The Rice Media Center presents a weekend of Taiwan films under the banner Taiwan New Cinema: 30 Years On. The series focuses on the work of directors like Hou Hsiao-Hsien, Edward Yang and Chang Yi and the titles include A Time To Live, A Time To Die (February 22, 7 pm.). A reception precedes the opening film Friday night.
The 100th year celebration of Universal films continues at the Museum of Fine Arts, Houston with High Plains Drifter (Friday, 7:30 pm.) and Cobra Woman (Saturday, 7 pm.). Your humble scribe will introduce the latter, a 1944 Technicolor island adventure today noted for its camp value.
Mark Snitch down as a go-to movie for Dwayne Johnson. There’s nary an arched eyebrow or gag line uttered in this very serious and occasionally violent thriller. Johnson plays the owner of a construction company whose son faces a Draconian prison term as a result of dealing large amounts of pills. Only the lad was set up by one of his friends in order to reduce his sentence for his own drug rap. Dad goes undercover and eventually hooks up with a drug cartel overlord at which point the DEA and federal prosecutors get involved. The whole affair is like an episode of Frontline only with some heightened moments of disbelief and lots of gunfire. In fact Snitch credits an episode of Frontline as its spine. Susan Sarandon, Barry Pepper, Benjamin Bratt and (from Walking Dead) Jon Bernthal co-star.

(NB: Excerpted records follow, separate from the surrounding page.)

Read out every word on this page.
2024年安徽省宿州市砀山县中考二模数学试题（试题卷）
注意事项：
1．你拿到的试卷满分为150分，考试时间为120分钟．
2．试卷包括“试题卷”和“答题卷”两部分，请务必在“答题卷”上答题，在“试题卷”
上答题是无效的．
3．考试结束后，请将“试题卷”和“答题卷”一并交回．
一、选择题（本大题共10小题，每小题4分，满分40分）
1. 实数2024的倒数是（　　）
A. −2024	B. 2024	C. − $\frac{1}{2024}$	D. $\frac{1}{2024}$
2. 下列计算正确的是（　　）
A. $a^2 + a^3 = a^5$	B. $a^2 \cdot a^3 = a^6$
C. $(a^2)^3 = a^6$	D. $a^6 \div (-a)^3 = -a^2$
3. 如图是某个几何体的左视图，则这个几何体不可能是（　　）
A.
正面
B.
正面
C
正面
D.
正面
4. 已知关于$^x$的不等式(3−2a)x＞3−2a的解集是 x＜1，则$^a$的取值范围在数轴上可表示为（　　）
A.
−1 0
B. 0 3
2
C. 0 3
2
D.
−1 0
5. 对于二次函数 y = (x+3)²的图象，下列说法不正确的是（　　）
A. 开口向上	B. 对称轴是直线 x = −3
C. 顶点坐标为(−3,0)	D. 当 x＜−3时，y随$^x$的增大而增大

Bless Me, Ultima shows so much conviction to its source that it feels very old fashioned. A young boy in New Mexico during WWII comes of age while learning about values and good magic from an old woman who’s come to live with his family. Other than the fact that the other villagers want to lynch the woman and refer to her as a “bruja” Bless Me, Ultima has a very homespun attitude. The lives of the boy, the magic lady and others are quietly observed in a family oriented manner. Based on a hugely successful novel (by Rudolfo Anaya) the film celebrates Chicano culture without deigning. Director Carl Franklin has done way more salacious films (One False Move) but his helming here is mannered and paced slowly. Frankly I would’ve liked more of the dark side, but this is like an art film for kids.
A Glimpse Inside the Mind of Charles Swan III has a heart and soul derived from hours of watching 70s era films, in particular such comedy dramas as Who is Harry Kellerman and Why Is He Saying Those Terrible Things About Me? (1971). Mix with a few of Fellini’s more surreal movies. Charlie Sheen is Charles Swan a man whose already fragile grasp on reality has loosened. What we see are his fantasies fueled by a kind of adolescent imagery. It’s as if all the characters in the movie were acting out childhood playground fantasies and getting to dress up in sexy outfits or even as cowboys and secret agents. As helmed by Roman Coppola the film is more of a lark and a pastiche of movie conventions both in front of and behind the camera. Jason Schwarzman, Bill Murray, and Aubrey Plaza co-star but it’s a large recognizable cast on display, all of them obviously having fun. Charles Swan plays exclusively at the Sundance Cinemas Houston.